En Grèce antique, mieux valait ne pas naître femme. D’emblée, cela faisait de vous un être inférieur.
Même femme ou fille de citoyen, vous ne seriez jamais citoyenne. Pire, toute votre vie était celle d’une sorte de mineure dépendante d’un tuteur : d’abord votre père, puis à partir de 15 ans, votre mari que votre père a choisi pour vous. Veuve, c’est votre fils (ou bien un frère ou un oncle) qui prenait le relais(1). D’une femme grecque dans l’Antiquité, on attendait surtout qu’elle devienne une bonne épouse et mère (en priorité d’un garçon bien sûr !). Quant à l’amour et aux plaisirs, les hommes pouvaient se tourner au besoin vers les concubines, courtisanes, prostituées ou de jeunes amants. Le maître pouvait disposer aussi à sa guise de ses jeunes esclaves, bien entendu.
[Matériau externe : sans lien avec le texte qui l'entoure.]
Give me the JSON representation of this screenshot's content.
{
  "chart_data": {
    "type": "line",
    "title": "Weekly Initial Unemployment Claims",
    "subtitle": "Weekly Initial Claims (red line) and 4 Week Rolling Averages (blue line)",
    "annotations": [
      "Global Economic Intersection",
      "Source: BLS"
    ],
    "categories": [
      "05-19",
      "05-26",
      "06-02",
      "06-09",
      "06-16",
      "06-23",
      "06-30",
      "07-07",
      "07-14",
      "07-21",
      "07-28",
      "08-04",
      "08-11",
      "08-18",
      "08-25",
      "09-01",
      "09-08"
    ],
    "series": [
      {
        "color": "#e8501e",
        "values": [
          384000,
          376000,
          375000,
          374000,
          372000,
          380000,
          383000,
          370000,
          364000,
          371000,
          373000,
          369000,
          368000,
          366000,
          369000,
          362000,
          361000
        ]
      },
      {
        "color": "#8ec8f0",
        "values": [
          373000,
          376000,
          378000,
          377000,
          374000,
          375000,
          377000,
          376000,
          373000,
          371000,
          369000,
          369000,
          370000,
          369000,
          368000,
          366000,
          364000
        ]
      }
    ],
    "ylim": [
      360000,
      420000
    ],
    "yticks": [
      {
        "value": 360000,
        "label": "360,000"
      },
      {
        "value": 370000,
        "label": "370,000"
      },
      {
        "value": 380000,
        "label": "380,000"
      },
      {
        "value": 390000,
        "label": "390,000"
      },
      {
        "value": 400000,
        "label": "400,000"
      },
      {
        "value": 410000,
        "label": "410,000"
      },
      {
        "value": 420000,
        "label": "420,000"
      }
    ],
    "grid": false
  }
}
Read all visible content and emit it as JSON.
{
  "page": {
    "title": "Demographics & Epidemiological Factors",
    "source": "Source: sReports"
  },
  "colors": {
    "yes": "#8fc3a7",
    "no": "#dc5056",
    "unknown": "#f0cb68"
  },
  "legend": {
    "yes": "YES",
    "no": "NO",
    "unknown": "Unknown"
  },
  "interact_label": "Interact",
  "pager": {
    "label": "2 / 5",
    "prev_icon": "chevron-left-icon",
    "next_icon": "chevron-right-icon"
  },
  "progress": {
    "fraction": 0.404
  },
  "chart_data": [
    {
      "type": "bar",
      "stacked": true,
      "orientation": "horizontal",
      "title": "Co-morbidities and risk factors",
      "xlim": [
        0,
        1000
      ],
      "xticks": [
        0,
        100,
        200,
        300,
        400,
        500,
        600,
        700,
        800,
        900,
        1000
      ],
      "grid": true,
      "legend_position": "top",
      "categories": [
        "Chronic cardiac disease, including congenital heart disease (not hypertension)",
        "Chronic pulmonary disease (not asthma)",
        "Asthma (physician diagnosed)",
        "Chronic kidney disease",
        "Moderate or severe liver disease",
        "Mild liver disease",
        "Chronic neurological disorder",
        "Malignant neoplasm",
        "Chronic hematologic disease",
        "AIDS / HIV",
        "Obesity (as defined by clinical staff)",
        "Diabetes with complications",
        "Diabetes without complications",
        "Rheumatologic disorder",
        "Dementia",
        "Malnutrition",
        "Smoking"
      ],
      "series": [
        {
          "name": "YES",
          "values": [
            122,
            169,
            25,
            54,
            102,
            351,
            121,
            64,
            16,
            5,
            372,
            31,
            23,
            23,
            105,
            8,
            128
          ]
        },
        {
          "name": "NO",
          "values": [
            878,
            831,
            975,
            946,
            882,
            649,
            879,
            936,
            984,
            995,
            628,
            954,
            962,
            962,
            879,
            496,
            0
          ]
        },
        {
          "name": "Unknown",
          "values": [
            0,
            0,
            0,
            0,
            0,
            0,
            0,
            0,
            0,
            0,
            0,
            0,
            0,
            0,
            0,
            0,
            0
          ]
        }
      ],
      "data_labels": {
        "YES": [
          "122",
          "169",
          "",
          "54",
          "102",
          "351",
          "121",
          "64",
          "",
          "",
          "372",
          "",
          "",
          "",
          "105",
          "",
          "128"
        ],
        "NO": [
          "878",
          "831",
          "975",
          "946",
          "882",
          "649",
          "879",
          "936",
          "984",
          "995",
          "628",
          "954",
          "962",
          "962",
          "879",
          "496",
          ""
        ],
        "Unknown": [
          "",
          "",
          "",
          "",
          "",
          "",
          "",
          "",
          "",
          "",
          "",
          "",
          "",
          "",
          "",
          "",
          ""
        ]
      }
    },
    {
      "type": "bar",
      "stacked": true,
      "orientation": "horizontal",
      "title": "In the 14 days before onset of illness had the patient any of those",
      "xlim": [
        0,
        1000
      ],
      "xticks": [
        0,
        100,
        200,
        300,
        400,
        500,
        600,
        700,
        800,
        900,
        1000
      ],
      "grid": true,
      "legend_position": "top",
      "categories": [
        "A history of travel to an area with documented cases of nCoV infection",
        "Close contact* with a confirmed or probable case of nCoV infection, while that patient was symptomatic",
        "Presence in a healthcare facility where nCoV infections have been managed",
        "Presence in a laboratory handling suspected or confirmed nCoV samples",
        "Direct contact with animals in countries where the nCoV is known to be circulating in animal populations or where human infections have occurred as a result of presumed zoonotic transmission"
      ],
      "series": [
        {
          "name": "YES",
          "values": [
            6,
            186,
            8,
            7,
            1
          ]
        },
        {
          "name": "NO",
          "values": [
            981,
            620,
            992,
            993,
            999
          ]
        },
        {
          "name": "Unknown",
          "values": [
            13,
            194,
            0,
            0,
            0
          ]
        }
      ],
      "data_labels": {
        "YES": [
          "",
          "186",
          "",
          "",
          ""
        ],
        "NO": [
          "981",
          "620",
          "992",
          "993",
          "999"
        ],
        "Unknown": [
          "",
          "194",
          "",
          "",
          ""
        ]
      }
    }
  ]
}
Xénophon – auteur d’un des premiers traités d’économie, L’Économique – rappelle quelles doivent être les tâches d’une bonne épouse et mère athénienne : filer la laine, s’occuper du linge et gérer les stocks de nourriture. Chez les riches, cela signifiait s’occuper de l’intendance et gouverner une armée de domestiques. Chez les plus modestes, l’épouse assumait directement les tâches ménagères.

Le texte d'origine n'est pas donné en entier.